Obtaining a BitLicense boosts the status of a cryptocurrency exchanges, but it doesn’t come cheap: The application alone costs $5,000, with no guarantee of it actually being issued.

Where does this leave Binance, which is currently the fastest growing cryptocurrency exchange in the world, when it comes to New York’s institutional investors?

“The laws in New York state are that if you’re engaging in exchange activities, you need to apply for BitLicense,” Aaron Wright, a professor at Cardozo School of Law in Manhattan and expert on crypto law, tells Inverse. “You have to fill the application and attest to the state before operating.”

So far, it doesn’t appear the department has enforced the rule, but that doesn’t change the fact the exchange and its New York users are at risk. DFS reserves the right to cease the operation, though so far any shutdowns have been voluntary on the part of crypto startups in response to the regulations.

“Some exchanges choose to just ban users from that state,” Wright explains, though the BitLicense law’s broad language makes it difficult to enforce in the wake of cryptocurrency’s explosion.

The rule applies to anyone in New York exchanging or “in custody of” — in other words, trading coins — on behalf of another party. This would include financial firms on Wall Street buying and selling coins.

The lack of BitLicenses being given out isn’t necessarily to prevent New York from becoming the cryptocurrency hub it was once projected to be.

“The original concern was consumer protection,” he says, not to launch crackdowns, as we’ve seen across Asia. The idea was to try to protect residents participating in crypto activity.

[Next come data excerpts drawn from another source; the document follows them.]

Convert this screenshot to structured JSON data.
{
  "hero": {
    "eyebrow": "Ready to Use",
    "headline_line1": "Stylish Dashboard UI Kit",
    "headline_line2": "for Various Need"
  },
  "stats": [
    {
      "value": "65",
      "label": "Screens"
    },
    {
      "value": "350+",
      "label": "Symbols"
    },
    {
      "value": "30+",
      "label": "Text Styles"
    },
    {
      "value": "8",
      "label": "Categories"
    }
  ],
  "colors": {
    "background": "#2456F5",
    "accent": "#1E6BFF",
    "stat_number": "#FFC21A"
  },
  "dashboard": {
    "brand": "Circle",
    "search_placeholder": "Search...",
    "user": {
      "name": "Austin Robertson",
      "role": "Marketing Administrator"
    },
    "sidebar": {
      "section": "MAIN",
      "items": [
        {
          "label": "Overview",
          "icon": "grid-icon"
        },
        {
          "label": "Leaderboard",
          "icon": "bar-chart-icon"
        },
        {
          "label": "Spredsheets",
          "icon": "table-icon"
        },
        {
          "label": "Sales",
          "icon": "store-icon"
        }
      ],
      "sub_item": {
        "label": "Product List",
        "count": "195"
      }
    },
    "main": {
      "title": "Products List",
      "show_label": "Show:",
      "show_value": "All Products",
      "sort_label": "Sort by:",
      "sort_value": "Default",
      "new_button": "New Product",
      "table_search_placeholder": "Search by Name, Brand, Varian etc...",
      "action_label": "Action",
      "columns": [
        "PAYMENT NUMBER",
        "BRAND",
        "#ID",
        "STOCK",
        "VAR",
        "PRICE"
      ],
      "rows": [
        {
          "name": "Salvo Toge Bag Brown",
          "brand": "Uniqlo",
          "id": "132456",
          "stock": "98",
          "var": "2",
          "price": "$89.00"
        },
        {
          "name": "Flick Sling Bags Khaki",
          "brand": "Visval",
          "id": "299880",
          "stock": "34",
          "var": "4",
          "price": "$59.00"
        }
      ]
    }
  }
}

Most recently, in November 2017, the regulator issued a BitLicense to Bitflyer, a Japanese exchange specializing in trading and selling bitcoin.

“As New York’s financial services regulator, DFS’s mission is to encourage innovation while protecting markets and consumers,” the DFC’s Superintendent Maria Vullo said of the license approval back then. “As the virtual currency market expands, New York will continue to support technological innovation while enforcing strong state-based regulation.”

Binance’s BitLicense status may not hurt it in the short run. However, Wright notes that blockchain-based technology needs to comply with government regulations in order to be taken seriously by businesses.

For now, Binance users in New York seem to be able to trade without issue.